Un arrêt de la Cour de Cassation du 26 février 2025 illustre les contours du devoir d’information précontractuel institué par l’article 1112-1 du code civil *.

Les faits à l’origine de cet arrêt sont les suivants :

Une société signe avec les associés majoritaires d’une société cible, une lettre d’intention portant sur la cession de cette société pour un prix estimatif, non définitif, de 12,5 millions d’euros.

Il est précisé que ce montant a été déterminé sur la base des bilans comptables de la cible pour les trois derniers exercices et du bilan comptable détaillé pour l’année 2018, transmis par les cédants, à partir desquels a été fixé un EBITDA normatif pondéré multiplié par cinq pour apprécier la valeur de la société.

Un audit des comptes par l’acquéreur intervient dont il ressort, selon l’auditeur, une insuffisance de dotation des provisions pour créances douteuses.

La société candidate à l’acquisition propose alors un réajustement du prix de cession. Les cédants refusent et rompent la négociation.

Le candidat acquéreur les assigne pour obtenir une indemnisation des conséquences dommageables, selon lui, de cette rupture en invoquant des manquements à l’obligation de négocier de bonne foi et à l’obligation d’information précontractuelle.

La Cour d’Appel de Rennes rejette cette demande.

Elle relève :

  • qu’il a eu accès à toutes les informations nécessaires lui permettant d’apprécier le pourcentage de dépréciation appliqué par l’entreprise aux créances douteuses, dans le cadre de l’audit (comptes annuels des quatre derniers exercices de la société cible, comportant notamment les comptes détaillés et les annexes)
  • que les investigations approfondies entreprises ont été prévues dès la signature de la lettre d’intention puisqu’y était indiquée une réalisation des audits de due diligence,
  • qu’une salle de données et un système de questions/réponses a été mis en place,
  • qu’a été adressée au candidat acquéreur une liste indiquant, pour chaque client, les caractéristiques des créances et la dépréciation appliquée,
  • que l’auditeur mandaté a pu se livrer à toutes les investigations nécessaires pour conclure que le taux de dépréciation retenu dans les comptes de la société cible lui paraissait insuffisant et qu’il lui semblait que devait être appliqué un taux moyen beaucoup plus important, allant jusqu’à 100 % pour certaines créances.

Ces constatations étant faites, le Cour conclut que les cédants, en mettant à disposition l’ensemble de ces éléments, n’avaient pas manqué à leur devoir d’information précontractuel.

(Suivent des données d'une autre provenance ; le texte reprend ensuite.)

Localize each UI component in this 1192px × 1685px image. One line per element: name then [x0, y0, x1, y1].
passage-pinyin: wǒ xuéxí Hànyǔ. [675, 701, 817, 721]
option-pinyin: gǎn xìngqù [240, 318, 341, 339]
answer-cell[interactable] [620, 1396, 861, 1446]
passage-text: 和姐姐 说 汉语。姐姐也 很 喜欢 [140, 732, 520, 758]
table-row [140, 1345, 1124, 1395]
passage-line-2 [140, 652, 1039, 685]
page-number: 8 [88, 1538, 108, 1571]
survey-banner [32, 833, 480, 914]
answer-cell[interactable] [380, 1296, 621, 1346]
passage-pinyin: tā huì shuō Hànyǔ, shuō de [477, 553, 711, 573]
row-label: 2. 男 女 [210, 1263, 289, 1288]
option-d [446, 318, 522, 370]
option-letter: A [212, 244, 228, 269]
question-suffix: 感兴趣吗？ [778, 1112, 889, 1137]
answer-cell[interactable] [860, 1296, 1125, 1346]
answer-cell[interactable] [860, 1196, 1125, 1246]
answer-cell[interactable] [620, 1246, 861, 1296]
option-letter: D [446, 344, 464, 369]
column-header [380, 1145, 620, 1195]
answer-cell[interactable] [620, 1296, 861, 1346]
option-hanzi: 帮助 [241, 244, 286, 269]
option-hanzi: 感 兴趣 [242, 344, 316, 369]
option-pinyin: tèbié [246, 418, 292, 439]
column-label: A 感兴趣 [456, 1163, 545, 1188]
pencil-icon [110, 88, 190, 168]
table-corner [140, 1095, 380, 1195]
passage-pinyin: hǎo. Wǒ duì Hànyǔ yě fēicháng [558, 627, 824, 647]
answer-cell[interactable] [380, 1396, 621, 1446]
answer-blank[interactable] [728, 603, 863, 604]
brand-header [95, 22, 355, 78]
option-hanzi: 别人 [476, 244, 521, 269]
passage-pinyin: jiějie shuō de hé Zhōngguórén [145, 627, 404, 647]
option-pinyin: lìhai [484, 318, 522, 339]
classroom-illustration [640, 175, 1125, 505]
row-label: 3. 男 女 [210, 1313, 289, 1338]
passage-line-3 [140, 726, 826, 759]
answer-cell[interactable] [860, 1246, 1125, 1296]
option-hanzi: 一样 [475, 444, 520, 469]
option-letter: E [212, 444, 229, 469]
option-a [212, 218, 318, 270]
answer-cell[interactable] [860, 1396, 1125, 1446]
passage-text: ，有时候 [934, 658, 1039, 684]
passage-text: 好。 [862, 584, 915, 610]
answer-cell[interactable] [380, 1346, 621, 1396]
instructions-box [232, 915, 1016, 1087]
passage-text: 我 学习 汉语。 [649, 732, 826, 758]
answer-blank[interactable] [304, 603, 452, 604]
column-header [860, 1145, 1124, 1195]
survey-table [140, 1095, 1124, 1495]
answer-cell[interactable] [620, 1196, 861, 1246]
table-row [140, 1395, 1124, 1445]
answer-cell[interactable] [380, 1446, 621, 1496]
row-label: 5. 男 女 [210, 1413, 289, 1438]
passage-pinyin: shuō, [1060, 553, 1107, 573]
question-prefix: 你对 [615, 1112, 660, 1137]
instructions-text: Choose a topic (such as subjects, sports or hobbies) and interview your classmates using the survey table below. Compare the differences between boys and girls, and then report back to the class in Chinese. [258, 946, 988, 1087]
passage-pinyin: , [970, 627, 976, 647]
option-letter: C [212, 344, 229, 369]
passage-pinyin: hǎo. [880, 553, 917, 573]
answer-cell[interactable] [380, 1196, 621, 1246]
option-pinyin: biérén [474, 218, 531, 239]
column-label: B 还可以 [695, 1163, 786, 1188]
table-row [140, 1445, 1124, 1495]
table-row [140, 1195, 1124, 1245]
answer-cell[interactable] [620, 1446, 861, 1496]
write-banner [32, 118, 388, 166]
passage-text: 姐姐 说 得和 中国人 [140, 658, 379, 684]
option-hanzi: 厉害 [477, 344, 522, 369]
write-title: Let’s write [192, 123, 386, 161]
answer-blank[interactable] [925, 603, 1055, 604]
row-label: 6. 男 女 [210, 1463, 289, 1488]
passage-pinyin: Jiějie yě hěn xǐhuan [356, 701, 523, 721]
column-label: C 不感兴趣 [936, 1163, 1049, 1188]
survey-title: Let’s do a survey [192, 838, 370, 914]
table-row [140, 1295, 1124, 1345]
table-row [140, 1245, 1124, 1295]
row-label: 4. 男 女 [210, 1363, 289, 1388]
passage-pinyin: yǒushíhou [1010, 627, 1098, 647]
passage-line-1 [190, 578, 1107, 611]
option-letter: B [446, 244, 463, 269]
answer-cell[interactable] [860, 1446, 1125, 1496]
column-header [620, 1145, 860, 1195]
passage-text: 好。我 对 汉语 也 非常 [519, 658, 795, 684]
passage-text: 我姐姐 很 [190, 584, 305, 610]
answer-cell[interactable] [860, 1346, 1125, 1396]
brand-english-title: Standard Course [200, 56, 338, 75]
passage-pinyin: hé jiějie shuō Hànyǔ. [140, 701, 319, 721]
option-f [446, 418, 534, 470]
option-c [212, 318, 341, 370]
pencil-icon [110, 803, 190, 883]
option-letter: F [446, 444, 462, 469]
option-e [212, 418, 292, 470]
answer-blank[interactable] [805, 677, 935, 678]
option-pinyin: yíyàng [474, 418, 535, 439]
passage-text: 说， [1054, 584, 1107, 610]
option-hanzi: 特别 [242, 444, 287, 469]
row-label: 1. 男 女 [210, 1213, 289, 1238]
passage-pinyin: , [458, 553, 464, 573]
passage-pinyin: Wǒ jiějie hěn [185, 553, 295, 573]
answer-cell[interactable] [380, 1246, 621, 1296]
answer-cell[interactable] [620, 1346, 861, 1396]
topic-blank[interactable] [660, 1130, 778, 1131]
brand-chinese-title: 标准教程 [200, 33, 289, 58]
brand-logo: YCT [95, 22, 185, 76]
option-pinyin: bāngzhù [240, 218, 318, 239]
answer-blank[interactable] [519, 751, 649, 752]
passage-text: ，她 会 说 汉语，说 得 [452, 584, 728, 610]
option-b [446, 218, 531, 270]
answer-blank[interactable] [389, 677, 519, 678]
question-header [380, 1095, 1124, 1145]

L’appréciation différente de la dépréciation à opérer sur les créances douteuses ne traduisait qu’une divergence de vue et non un défaut d’information de la part des cédants.

La Cour de Cassation approuve la Cour d’Appel : ayant pu constater que la société avait eu accès à l’ensemble des informations comptables relatives aux créances douteuses et avait été mise en mesure d’en apprécier la valeur, la cour d’appel a valablement retenu que les cédants n’avaient pas manqué à leur obligation d’information précontractuelle, dès lors qu’étaient sans emport les divergences des parties à la négociation sur la fixation du taux de dépréciation de ces créances.

(Cass. com. 26-2-2025 n° 23-18.119) 

Il ressort de cette jurisprudence qu’une divergence de vue sur la situation financière de l’entreprise ne peut caractériser un manquement au devoir précontractuel d’information si des éléments suffisants concernant les points discutés ont pu être consultés dans le cadre de l’audit.

Les conditions de l’audit sont donc déterminantes pour apprécier le respect par le cédant de son devoir d’information.

* Article 1112-1 du code civil

Celle des parties qui connaît une information dont l’importance est déterminante pour le consentement de l’autre doit l’en informer dès lors que, légitimement, cette dernière ignore cette information ou fait confiance à son cocontractant.

Néanmoins, ce devoir d’information ne porte pas sur l’estimation de la valeur de la prestation.

Ont une importance déterminante les informations qui ont un lien direct et nécessaire avec le contenu du contrat ou la qualité des parties.

Il incombe à celui qui prétend qu’une information lui était due de prouver que l’autre partie la lui devait, à charge pour cette autre partie de prouver qu’elle l’a fournie.

Les parties ne peuvent ni limiter, ni exclure ce devoir.

Outre la responsabilité de celui qui en était tenu, le manquement à ce devoir d’information peut entraîner l’annulation du contrat dans les conditions prévues aux articles 1130 et suivants.